29 Background: Based on advances in detection and treatment, survival for breast cancer patients has increased over the past decade with 5-year survival rates approaching 90%. Survivors remain at risk for treatment related side effects, which can profoundly impact their quality of life. The Breast Cancer Survivorship Clinic (BCSC) was established in January 2016 to provide patient-centered care to survivors with the intent to maximize quality of life, empower decision making, and facilitate care coordination in order to pursue a life of wellness and overall health in patients’ lives after cancer. Methods: A Survivorship Nurse Practitioner (SNP) meets newly diagnosed breast cancer patients to introduce survivorship as part of the treatment course for those treated with curative intent. Upon completion of active treatment, survivors are scheduled to see the SNP to review their Survivorship Care Plan (SCP) outlining treatment history, surveillance schedule, side effects of treatment, and recommendations for cancer screening and health maintenance. Survivors are surveyed to assess symptoms and concerns at the end of treatment, as well as assess patient empowerment after meeting with the SNP. Results: Over the first nine months of BCSC, 95 patients have been seen. The most common concerns related to physical side effects include fatigue (57%), hormone changes (39%), and insomnia (39%).
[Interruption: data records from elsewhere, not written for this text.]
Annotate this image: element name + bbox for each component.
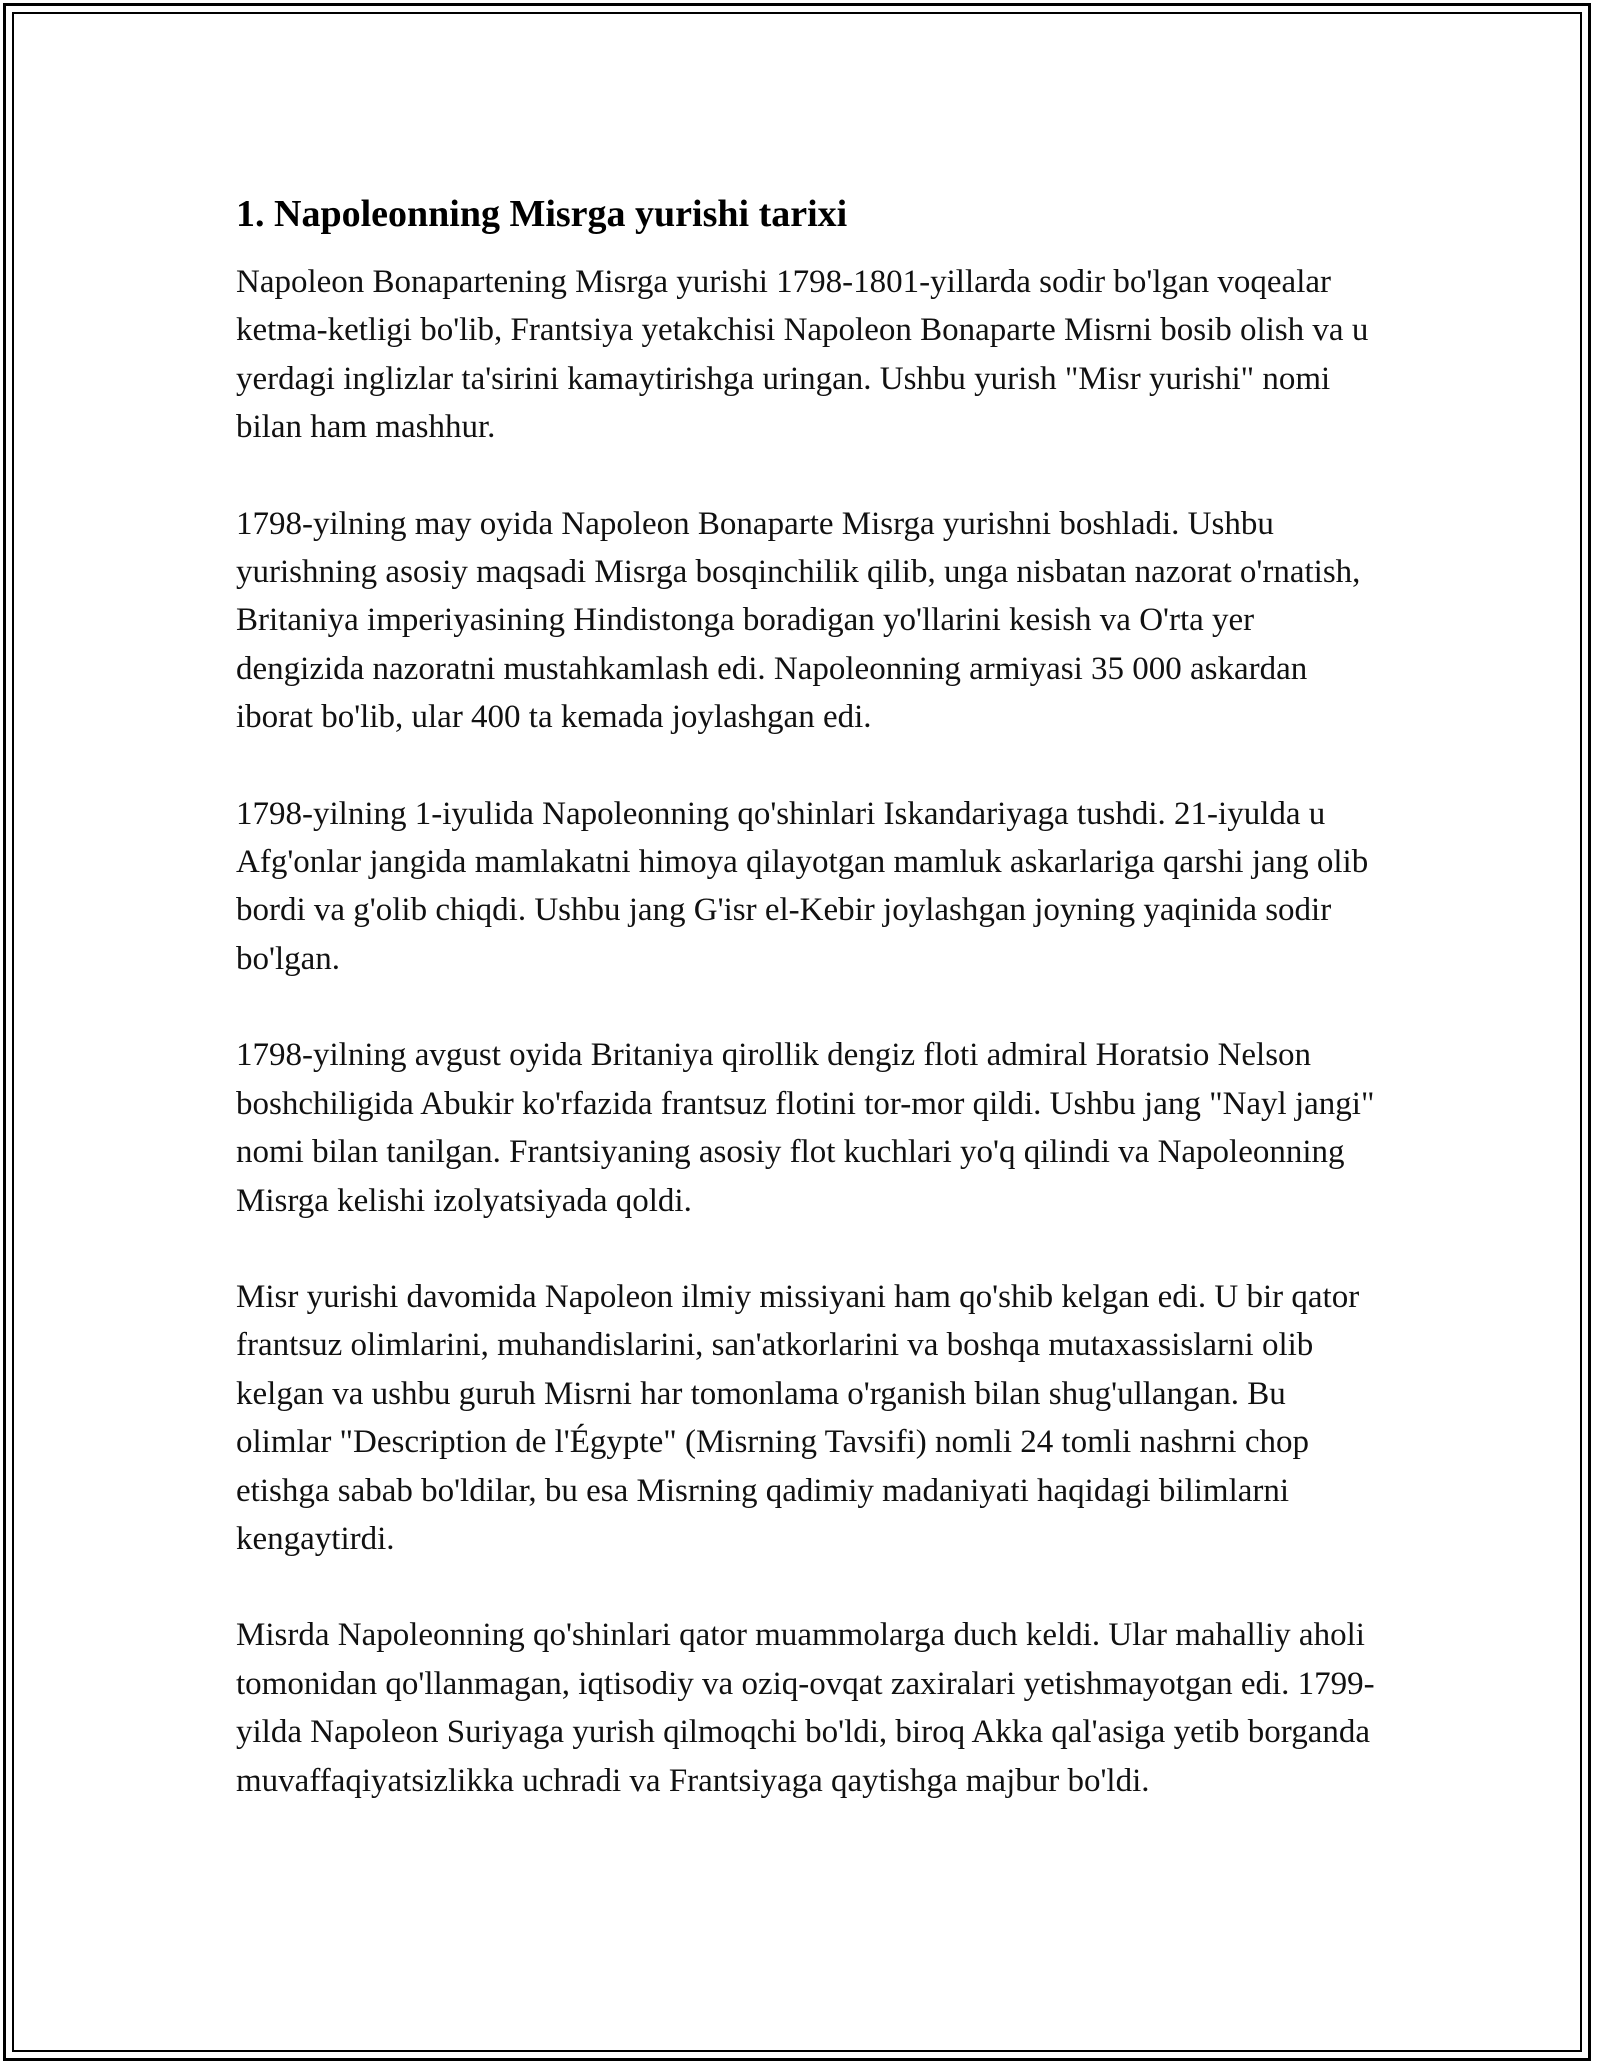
paragraph-4: 1798-yilning avgust oyida Britaniya qirollik dengiz floti admiral Horatsio Nelson boshchiligida Abukir ko'rfazida frantsuz flotini tor-mor qildi. Ushbu jang "Nayl jangi" nomi bilan tanilgan. Frantsiyaning asosiy flot kuchlari yo'q qilindi va Napoleonning Misrga kelishi izolyatsiyada qoldi.: [236, 1037, 1375, 1219]
document-body: [236, 188, 1376, 1853]
section-heading: 1. Napoleonning Misrga yurishi tarixi: [236, 193, 848, 235]
paragraph-6: Misrda Napoleonning qo'shinlari qator muammolarga duch keldi. Ular mahalliy aholi tomonidan qo'llanmagan, iqtisodiy va oziq-ovqat zaxiralari yetishmayotgan edi. 1799-yilda Napoleon Suriyaga yurish qilmoqchi bo'ldi, biroq Akka qal'asiga yetib borganda muvaffaqiyatsizlikka uchradi va Frantsiyaga qaytishga majbur bo'ldi.: [236, 1617, 1375, 1799]
paragraph-3: 1798-yilning 1-iyulida Napoleonning qo'shinlari Iskandariyaga tushdi. 21-iyulda u Afg'onlar jangida mamlakatni himoya qilayotgan mamluk askarlariga qarshi jang olib bordi va g'olib chiqdi. Ushbu jang G'isr el-Kebir joylashgan joyning yaqinida sodir bo'lgan.: [236, 795, 1369, 977]
paragraph-5: Misr yurishi davomida Napoleon ilmiy missiyani ham qo'shib kelgan edi. U bir qator frantsuz olimlarini, muhandislarini, san'atkorlarini va boshqa mutaxassislarni olib kelgan va ushbu guruh Misrni har tomonlama o'rganish bilan shug'ullangan. Bu olimlar "Description de l'Égypte" (Misrning Tavsifi) nomli 24 tomli nashrni chop etishga sabab bo'ldilar, bu esa Misrning qadimiy madaniyati haqidagi bilimlarni kengaytirdi.: [236, 1278, 1360, 1557]
paragraph-1: Napoleon Bonapartening Misrga yurishi 1798-1801-yillarda sodir bo'lgan voqealar ketma-ketligi bo'lib, Frantsiya yetakchisi Napoleon Bonaparte Misrni bosib olish va u yerdagi inglizlar ta'sirini kamaytirishga uringan. Ushbu yurish "Misr yurishi" nomi bilan ham mashhur.: [236, 264, 1369, 446]
paragraph-2: 1798-yilning may oyida Napoleon Bonaparte Misrga yurishni boshladi. Ushbu yurishning asosiy maqsadi Misrga bosqinchilik qilib, unga nisbatan nazorat o'rnatish, Britaniya imperiyasining Hindistonga boradigan yo'llarini kesish va O'rta yer dengizida nazoratni mustahkamlash edi. Napoleonning armiyasi 35 000 askardan iborat bo'lib, ular 400 ta kemada joylashgan edi.: [236, 505, 1361, 736]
Survivors report fear of recurrence (58%), finances (47%), and anxiety (35%) to be among their greatest psychosocial concerns. 86% said they would appreciate reviewing a SCP with the SNP. After meeting with the SNP, 93% felt better or much better able to understand their illness, cope with illness, and keep themselves healthy. After meeting with the SNP, 92% felt more confident in their health and felt as though they can better help themselves. Conclusions: The first months of the BCSC have been a success with excellent reported empowerment via validated survey measure. Continued refinement in program development will ensure the initial successes of the program will continue in order to provide all survivors with late/long-term side effect management, physical/emotional support, and survivorship care planning at the completion of cancer treatments.